Over the last decade, there has been a lot of talk about how blood stem cells typically live in a low oxygen environment (~1 to 4%) and most of the work that researchers do is performed at normal oxygen levels (e.g., 20% of the air). However, very few researchers have studied this in a definitive manner and virtually none have kept primary cells in a completely low oxygen environment.
In a study published this week in Cell and presented here at the ISSCR meeting, Hal Broxmeyer’s lab has showed that oxygen levels have a huge influence on the number and quality of stem cells collected in experimental and clinical settings. The potential impact on stem cell transplantation protocols and stem cell banking is enormous.
In essence, the Broxmeyer lab has reported that even a brief exposure to normal oxygen levels (i.e., exposure to air) compromises both the number and quality of stem cells collected from both mouse models as well as human cord blood. If kept in completely low oxygen conditions, the number of blood stem cells recovered was increased 2-3 fold.
The first thing I was curious about was the data variability in the presentation. Whereas collecting cells in normal air was quite consistent in terms of stem and progenitor cell number and behavior, the cells obtained in low oxygen had a much larger spread. I spoke with first co-author Dr. Heather O’Leary after her talk to see if she thought this was due to length of exposure or different handling times of the cells?

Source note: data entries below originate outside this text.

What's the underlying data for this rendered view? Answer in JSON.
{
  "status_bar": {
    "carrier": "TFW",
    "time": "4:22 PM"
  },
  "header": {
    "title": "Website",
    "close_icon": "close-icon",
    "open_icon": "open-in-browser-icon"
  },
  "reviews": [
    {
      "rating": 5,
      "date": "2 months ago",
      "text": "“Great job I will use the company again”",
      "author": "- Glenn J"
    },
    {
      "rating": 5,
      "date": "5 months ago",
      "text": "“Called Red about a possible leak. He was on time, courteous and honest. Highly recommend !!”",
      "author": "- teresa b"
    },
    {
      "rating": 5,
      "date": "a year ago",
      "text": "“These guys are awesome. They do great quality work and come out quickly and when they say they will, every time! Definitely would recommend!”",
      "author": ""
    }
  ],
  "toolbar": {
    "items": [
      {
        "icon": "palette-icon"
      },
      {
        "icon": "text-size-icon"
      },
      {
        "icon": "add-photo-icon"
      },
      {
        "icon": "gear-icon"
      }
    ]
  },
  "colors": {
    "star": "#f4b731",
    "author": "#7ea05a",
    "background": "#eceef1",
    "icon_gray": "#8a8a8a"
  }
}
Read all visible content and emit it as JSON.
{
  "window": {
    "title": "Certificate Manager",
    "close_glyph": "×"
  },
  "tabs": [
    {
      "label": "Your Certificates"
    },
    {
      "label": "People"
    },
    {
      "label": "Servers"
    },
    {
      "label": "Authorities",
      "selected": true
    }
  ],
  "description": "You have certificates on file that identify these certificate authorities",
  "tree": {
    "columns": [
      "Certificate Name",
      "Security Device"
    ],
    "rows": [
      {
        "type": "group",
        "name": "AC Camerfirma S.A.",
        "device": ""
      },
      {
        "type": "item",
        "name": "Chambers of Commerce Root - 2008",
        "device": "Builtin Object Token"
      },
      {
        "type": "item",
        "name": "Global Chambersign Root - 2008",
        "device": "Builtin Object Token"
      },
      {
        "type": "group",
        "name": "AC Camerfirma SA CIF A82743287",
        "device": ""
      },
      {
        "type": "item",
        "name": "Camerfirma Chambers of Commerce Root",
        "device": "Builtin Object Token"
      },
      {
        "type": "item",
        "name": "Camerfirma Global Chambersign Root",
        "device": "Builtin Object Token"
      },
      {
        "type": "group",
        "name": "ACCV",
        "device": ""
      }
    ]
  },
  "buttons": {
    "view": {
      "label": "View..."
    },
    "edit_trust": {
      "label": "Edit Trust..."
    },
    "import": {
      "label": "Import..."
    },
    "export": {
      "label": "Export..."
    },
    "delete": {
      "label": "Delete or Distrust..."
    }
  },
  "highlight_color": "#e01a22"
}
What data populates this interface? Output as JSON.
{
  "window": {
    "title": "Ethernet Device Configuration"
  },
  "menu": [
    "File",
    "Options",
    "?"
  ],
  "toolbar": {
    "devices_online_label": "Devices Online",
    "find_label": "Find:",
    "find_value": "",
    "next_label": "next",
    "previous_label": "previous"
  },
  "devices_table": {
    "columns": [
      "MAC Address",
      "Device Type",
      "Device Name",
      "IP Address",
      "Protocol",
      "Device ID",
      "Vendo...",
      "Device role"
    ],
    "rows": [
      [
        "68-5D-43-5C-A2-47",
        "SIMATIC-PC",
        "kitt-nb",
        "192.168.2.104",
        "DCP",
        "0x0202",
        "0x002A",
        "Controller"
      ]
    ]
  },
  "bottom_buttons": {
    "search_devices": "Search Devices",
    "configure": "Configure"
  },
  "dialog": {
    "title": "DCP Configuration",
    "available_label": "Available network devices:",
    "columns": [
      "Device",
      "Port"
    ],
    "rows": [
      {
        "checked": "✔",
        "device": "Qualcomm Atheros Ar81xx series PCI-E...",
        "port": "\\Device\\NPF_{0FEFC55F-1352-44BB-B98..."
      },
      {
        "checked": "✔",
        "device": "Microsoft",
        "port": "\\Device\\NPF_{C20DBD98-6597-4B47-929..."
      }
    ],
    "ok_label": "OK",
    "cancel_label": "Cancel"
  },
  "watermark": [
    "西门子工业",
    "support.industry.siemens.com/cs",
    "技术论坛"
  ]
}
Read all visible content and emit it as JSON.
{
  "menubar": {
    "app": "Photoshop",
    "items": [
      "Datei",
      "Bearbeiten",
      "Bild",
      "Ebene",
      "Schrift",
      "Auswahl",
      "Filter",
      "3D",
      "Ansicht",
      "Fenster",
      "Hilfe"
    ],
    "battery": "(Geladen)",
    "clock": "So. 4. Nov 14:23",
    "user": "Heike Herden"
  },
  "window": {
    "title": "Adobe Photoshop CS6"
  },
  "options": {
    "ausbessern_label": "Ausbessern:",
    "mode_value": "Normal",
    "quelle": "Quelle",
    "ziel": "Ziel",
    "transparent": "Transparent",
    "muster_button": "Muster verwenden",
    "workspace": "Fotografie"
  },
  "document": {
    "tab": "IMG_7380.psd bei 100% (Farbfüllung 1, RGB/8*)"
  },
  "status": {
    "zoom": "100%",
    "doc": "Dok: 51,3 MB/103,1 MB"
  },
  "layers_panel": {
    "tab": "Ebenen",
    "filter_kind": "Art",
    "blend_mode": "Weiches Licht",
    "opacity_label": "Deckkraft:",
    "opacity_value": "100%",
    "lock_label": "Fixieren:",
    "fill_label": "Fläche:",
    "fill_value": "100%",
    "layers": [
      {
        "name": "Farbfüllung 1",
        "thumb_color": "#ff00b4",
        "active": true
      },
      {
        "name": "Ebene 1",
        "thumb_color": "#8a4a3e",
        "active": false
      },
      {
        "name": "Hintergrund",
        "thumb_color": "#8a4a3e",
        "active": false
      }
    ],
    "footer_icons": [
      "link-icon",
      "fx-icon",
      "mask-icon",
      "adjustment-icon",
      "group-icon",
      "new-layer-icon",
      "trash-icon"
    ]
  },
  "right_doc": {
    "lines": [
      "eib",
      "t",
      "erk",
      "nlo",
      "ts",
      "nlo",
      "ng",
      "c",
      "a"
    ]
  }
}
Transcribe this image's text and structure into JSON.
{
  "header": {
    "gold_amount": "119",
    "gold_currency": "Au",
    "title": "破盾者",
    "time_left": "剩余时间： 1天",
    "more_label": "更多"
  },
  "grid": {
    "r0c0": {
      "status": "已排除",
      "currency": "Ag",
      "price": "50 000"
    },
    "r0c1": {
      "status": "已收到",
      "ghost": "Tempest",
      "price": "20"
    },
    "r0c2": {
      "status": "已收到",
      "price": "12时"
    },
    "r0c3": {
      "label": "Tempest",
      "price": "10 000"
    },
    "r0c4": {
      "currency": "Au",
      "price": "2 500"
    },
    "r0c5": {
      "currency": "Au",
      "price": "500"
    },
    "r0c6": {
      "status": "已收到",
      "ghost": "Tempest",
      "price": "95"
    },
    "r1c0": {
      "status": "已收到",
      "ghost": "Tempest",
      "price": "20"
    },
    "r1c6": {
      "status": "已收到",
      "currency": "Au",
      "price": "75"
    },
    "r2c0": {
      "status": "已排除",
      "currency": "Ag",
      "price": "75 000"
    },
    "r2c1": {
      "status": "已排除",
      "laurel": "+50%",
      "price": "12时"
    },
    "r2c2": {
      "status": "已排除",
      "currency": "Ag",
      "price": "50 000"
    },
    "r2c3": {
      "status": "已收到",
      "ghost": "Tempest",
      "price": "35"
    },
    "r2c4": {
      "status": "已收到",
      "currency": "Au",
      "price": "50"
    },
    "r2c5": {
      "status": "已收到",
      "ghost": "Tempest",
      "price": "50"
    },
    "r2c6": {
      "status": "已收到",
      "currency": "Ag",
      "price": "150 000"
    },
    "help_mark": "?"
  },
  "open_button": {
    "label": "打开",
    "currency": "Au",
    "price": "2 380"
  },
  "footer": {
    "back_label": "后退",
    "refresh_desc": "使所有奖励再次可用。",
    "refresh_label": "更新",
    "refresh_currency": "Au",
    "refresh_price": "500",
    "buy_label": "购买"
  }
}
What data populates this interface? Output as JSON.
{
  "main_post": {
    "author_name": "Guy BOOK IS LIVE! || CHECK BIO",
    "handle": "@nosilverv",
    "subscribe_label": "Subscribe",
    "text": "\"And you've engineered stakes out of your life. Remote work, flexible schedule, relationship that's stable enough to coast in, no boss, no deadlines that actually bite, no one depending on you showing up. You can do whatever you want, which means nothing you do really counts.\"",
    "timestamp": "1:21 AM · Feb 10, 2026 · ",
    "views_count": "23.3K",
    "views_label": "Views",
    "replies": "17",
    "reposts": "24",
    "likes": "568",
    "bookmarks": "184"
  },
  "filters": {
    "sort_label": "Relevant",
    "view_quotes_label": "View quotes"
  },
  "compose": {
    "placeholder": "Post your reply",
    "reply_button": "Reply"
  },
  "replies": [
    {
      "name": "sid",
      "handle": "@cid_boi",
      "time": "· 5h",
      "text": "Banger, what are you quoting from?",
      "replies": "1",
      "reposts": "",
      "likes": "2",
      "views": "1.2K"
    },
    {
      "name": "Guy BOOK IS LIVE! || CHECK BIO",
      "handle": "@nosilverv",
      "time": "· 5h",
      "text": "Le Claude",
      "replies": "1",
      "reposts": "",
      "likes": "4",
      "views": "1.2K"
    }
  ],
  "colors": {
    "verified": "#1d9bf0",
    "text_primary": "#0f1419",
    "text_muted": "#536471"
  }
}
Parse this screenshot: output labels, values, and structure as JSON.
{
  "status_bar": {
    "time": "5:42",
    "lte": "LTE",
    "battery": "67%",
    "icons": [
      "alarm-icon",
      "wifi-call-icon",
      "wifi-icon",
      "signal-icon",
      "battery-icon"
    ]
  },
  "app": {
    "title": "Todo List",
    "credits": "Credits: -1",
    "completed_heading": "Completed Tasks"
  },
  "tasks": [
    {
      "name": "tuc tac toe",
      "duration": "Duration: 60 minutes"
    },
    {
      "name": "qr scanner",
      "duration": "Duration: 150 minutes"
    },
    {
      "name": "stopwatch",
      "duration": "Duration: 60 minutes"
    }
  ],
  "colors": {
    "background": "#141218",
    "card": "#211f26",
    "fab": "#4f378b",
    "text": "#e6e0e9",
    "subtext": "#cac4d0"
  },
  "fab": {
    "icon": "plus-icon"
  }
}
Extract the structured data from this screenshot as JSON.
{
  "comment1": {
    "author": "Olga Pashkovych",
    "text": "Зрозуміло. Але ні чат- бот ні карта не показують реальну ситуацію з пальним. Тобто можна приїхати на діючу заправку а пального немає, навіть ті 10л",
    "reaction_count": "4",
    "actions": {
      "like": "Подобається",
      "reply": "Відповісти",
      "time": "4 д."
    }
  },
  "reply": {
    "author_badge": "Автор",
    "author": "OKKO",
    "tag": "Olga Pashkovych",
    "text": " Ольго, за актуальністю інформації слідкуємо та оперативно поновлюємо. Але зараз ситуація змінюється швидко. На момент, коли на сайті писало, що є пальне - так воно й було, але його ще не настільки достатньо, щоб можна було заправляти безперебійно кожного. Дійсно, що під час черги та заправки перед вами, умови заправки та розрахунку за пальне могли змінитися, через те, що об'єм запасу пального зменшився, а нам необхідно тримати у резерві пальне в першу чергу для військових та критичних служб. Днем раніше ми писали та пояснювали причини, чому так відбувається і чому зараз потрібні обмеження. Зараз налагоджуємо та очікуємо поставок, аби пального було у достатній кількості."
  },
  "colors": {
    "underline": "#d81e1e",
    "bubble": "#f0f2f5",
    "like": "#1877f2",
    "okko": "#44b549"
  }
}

“Any amount of air can skew the results,” Dr. O’Leary stated. “In some of the early experiments, when we hadn’t quite perfected keeping the stem cells in a low oxygen environment, we actually didn’t see massive differences. As we got better, the differences became greater and it turns out that even a brief exposure to normal air can change things within minutes. We also tried changing the amount of oxygen (5% instead of 3%) and found that this also impacted stem cell numbers (lower oxygen was better).”
However, doing these experiments requires a complicated setup and an important addition to this research was to show that the effect of low oxygen could be mimicked by adding a drug, cyclosporine, during cell collection. Curious to fully understand the practical application of the discovery, I asked whether cyclosporine could really replicate all of the observed effects of collecting cells in a low oxygen environment.
She replied: “We only know about the things that we’ve tested. So far, we know that the changes in stem cell function and number are replicated by just using cyclosporine. However, we really don’t know yet what impact cyclosporine may have on the other qualities of treated cells, although I would stress that the treatment is brief and we would hope that any negative consequences would be minimal.” We both agreed that a prospective clinical trial would be the best way to find out if cyclosporine treated cells were as effective as stem cells collected in the normal manner.
It is currently not practical to have a low oxygen setup in every lab or clinical facility that does a stem cell harvest, but I suspect this discovery will instigate a major push in the medical device world to develop a tool that can allow researchers and doctors to collect cells using a portable handheld device. For now, cyclosporine is probably the only potential clinical option and we don’t know that it will mimic all of the features of low oxygen.
Overall, though, this was a really exciting talk since, without making major changes to clinical practice, this discovery could lead to decreasing the shortfall of stem cell transplantation material by 2 or 3 fold. It could further help make treatments and experiments possible that were previously limited by low numbers of stem and progenitor cells.